First of all, there’s nothing stopping you from writing your fat client application in Java, which is as multi-platform as you can get. Secondly, should you decide you’re going to use Flash or Flex, you’re not even going to be compatible with every major web browser, yet alone every platform. The most popular browser is still IE and, guess what, that’s Windows only. Microsoft abandoned IE support on Mac years ago. Opera, still not that popular, even though it had most of the innovative features that you find in today’s browsers first, is only PC, Mac, and mobile. Only FireFox comes close to covering today’s common platforms, namely PC, Mac, and Linux, but don’t expect every plug-in or extension you commonly find on the PC to be available cross-platform. Basically, the web-browser is not universal, as not all browsers even support CSS fully and identically, and has no advantage over a well-designed Fat Client in Java.

Thirdly, and most importantly, whereas web-browsers and plug-ins are encapsulated from the underlying operating system and don’t give you a lot of control over local processing and no capability to save or cache data locally, Fat Clients give you the best of both worlds. You can work locally, or over the web. And since there are a number of open source browser projects out there, including the Mozilla technology base that FireFox is built on, there’s no reason a Fat Client can’t include a browser if that’s what you feel you need for that web experience.

Let’s face it, the web isn’t what you see through your browser, the web is a set of services that can be defined and encapsulated in protocols such as HTTP, FTP, SMTP, etc. that constitute the application layer of the internet and that run on TCP/IP. The browser is one way you can view data that is available over the web, but it’s not the only way.
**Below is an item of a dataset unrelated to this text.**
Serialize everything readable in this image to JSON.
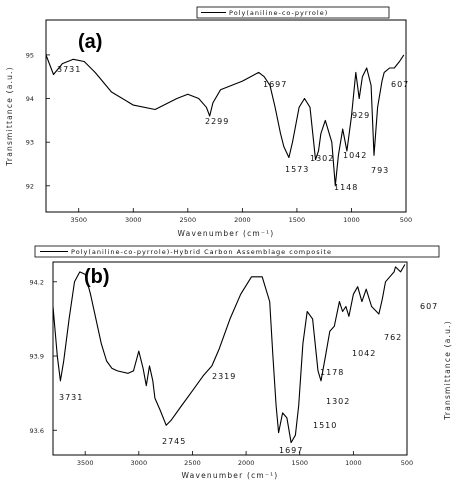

So next time someone suggests “Fat Client”, don’t dismiss it as current generation technology or something that isn’t “web” enough. Done right, “Fat Client” is the hybrid future of software technology. It’ll let you work locally on a document or your own spend data set and then let you collaborate over the web and share your document or data in real time when you’re ready. It’ll let you use your local laptop resources when you’re on the plane and without internet connectivity and a remote server when you’re online. And you don’t have to worry about downtime due to internet failure. Let’s face it – even if you’re SaaS provider does have 99.999% up-time, that’s useless if your local city construction crew accidentally slices through your T3 internet connection and takes your internet connectivity down for a couple of days. So forget about the Thin phase – it’s time to get Fat!